Altman mengatakan kepada CNBC bahwa perusahaan tersebut bekerja sama dengan para pejabat AS, termasuk Menteri Perdagangan Howard Lutnick, Menteri Keuangan Scott Bessent, dan Direktur Siber Nasional Sean Cairncross, untuk mendapatkan persetujuan atas model-model barunya. Ia berharap pendekatan regulasinya bersifat global.

“Semua orang akan mendapatkan akses,” katanya kepada publikasi tersebut. “Ini tidak berarti bahwa AS akan mendapatkan keuntungan yang tidak proporsional.”

GPT-5.6 Sol tidak melewati ‘ambang batas kritis dunia maya’ di bawah kerangka kesiapan OpenAI, kata perusahaan itu. Meskipun mampu mengidentifikasi elemen dasar dari suatu eksploitasi, model tersebut tidak secara mandiri menghasilkan eksploitasi rantai penuh yang berfungsi dalam kondisi pengujian, menurut pembuatnya.

“GPT‑5.6 dilatih untuk menolak bantuan siber yang dilarang, termasuk ketika pengguna berupaya menyamarkan niat mereka atau melakukan jailbreak pada model,” kata perusahaan tersebut.

‘Superapp’ memulai debutnya

Raksasa AI ini juga telah merilis ‘aplikasi super’ yang sangat ditunggu-tunggu dalam bentuk ChatGPT Work, agen AI yang bekerja dengan mengumpulkan informasi di seluruh aplikasi dan alur kerja pengguna.

Agen baru ini, yang didukung dengan GPT-5.6, mewakili poros OpenAI menuju pasar perusahaan yang lebih menguntungkan di mana Anthropic telah memperoleh pijakan yang kuat.

Alat pengkodean OpenAI, Codex – dengan lebih dari 5 juta pengguna mingguan – digabungkan ke dalam ChatGPT Work, memberikan manfaat tambahan kepada lebih dari 1 juta pengguna yang menggunakan alat tersebut untuk bekerja di luar pengembangan perangkat lunak, menurut perusahaan tersebut.

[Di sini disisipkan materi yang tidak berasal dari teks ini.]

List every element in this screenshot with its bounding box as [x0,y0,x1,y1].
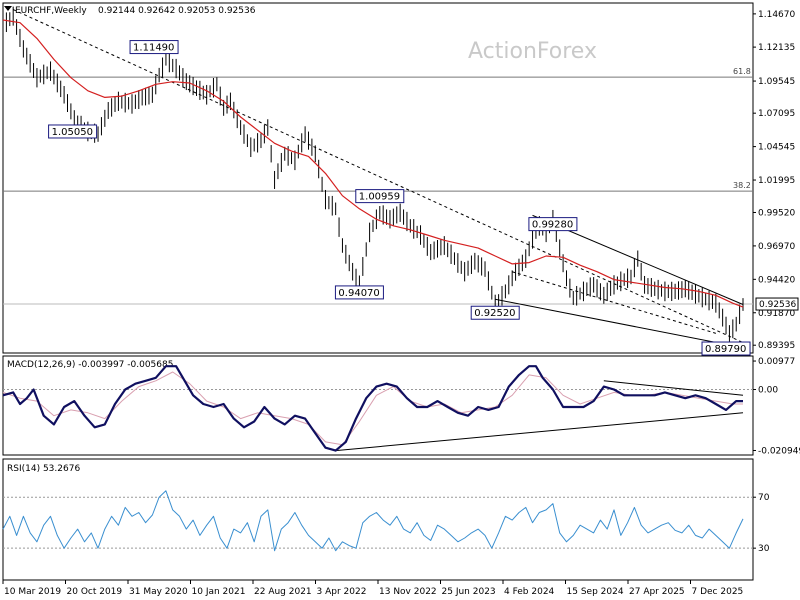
price-annotation-label: 0.92520 [474,308,515,319]
y-tick-label: 1.07095 [758,109,795,119]
price-annotation-box [129,40,179,55]
x-tick-label: 7 Dec 2025 [692,587,744,597]
trendline [12,9,744,343]
price-annotation-box [528,217,578,232]
x-tick-label: 27 Apr 2025 [629,587,685,597]
y-tick-label: 1.04545 [758,143,795,153]
rsi-title: RSI(14) 53.2676 [7,464,80,474]
y-tick-label: 1.14670 [758,10,795,20]
price-annotation-label: 0.89790 [705,344,746,355]
macd-trendline [335,412,744,452]
y-tick-label: -0.020949 [758,446,800,456]
x-tick-label: 15 Sep 2024 [567,587,624,597]
x-tick-label: 10 Mar 2019 [4,587,61,597]
y-tick-label: 0.00 [758,385,778,395]
price-frame [2,2,754,354]
current-price-box [755,297,799,311]
macd-panel: MACD(12,26,9) -0.003997 -0.005685 0.00977… [2,357,800,456]
dropdown-arrow-icon[interactable] [4,6,12,11]
rsi-frame [2,458,754,581]
fib-label: 61.8 [733,67,751,76]
y-tick-label: 70 [758,493,770,503]
fib-label: 38.2 [733,181,751,190]
price-annotation-box [334,285,384,300]
y-tick-label: 0.89395 [758,341,795,351]
trendline [495,298,744,349]
y-tick-label: 0.96970 [758,242,795,252]
y-tick-label: 0.99520 [758,208,795,218]
price-annotation-box [470,305,520,320]
rsi-line [2,490,744,552]
price-annotation-label: 1.00959 [359,192,400,203]
y-tick-label: 1.09545 [758,77,795,87]
price-annotation-box [701,341,751,356]
x-tick-label: 13 Nov 2022 [379,587,437,597]
current-price-label: 0.92536 [759,300,796,310]
ohlc-values: 0.92144 0.92642 0.92053 0.92536 [98,6,256,16]
y-tick-label: 1.01995 [758,176,795,186]
watermark: ActionForex [468,39,597,64]
price-annotation-box [48,124,98,139]
x-tick-label: 4 Feb 2024 [504,587,555,597]
y-tick-label: 1.12135 [758,43,795,53]
x-tick-label: 31 May 2020 [129,587,188,597]
x-axis: 10 Mar 2019 20 Oct 2019 31 May 2020 10 Jan … [2,580,744,597]
price-annotation-box [355,189,405,204]
x-tick-label: 3 Apr 2022 [317,587,367,597]
y-tick-label: 30 [758,544,770,554]
price-annotation-label: 1.11490 [133,43,174,54]
y-tick-label: 0.91870 [758,309,795,319]
price-annotation-label: 0.99280 [532,220,573,231]
x-tick-label: 22 Aug 2021 [254,587,312,597]
macd-trendline [603,380,744,396]
macd-title: MACD(12,26,9) -0.003997 -0.005685 [7,360,173,370]
chart-header: EURCHF,Weekly 0.92144 0.92642 0.92053 0.… [4,6,256,16]
price-annotation-label: 0.94070 [338,288,379,299]
macd-frame [2,355,754,456]
price-annotation-label: 1.05050 [52,127,93,138]
x-tick-label: 10 Jan 2021 [192,587,246,597]
moving-average-line [2,19,744,308]
y-tick-label: 0.00977 [758,357,795,367]
rsi-panel: RSI(14) 53.2676 70 30 [2,464,770,554]
x-tick-label: 25 Jun 2023 [442,587,496,597]
price-panel: 1.14670 1.12135 1.09545 1.07095 1.04545 1.019… [2,6,799,356]
macd-line [2,365,743,452]
y-tick-label: 0.94420 [758,275,795,285]
x-tick-label: 20 Oct 2019 [67,587,123,597]
instrument-label: EURCHF,Weekly [15,6,87,16]
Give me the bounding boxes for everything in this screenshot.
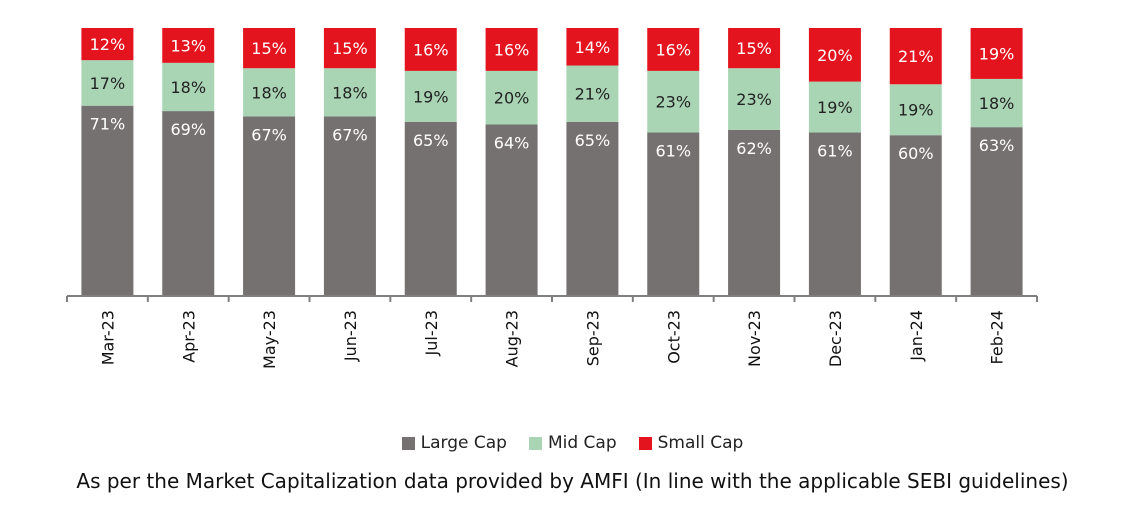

Agen dapat melakukan tugas multi-langkah dan membuat materi yang mengikuti templat dan file referensi. Hampir semua tim OpenAI, termasuk fungsi non-coding seperti keuangan dan penjualan, menggunakan ChatGPT Work dan Codex, kata perusahaan itu.

Peluncuran baru ini terjadi setelah OpenAI memotong sejumlah produk dari portofolionya, termasuk model pembuatan gambar dan aplikasi Sora, dan menunda rencana untuk versi ChatGPT yang memungkinkan pengguna melakukan obrolan seksual dengan AI.

Browser Atlas AI yang berdiri sendiri dari perusahaan adalah penawaran terbaru yang dihentikan. Atlas awalnya diharapkan untuk diintegrasikan ke dalam superapp baru.

OpenAI juga telah meluncurkan model suara generasi baru yang disebut GPT-Live, yang menurut perusahaan, “membuat pembicaraan dengan AI terasa lebih seperti melakukan percakapan nyata”.

Model ini dibuat untuk mendengarkan dan berbicara pada saat yang sama, dan dapat menyela dengan frasa seperti ‘mhmm’ atau ‘yeah’ untuk menunjukkan bahwa model tersebut mendengarkan, menurut OpenAI.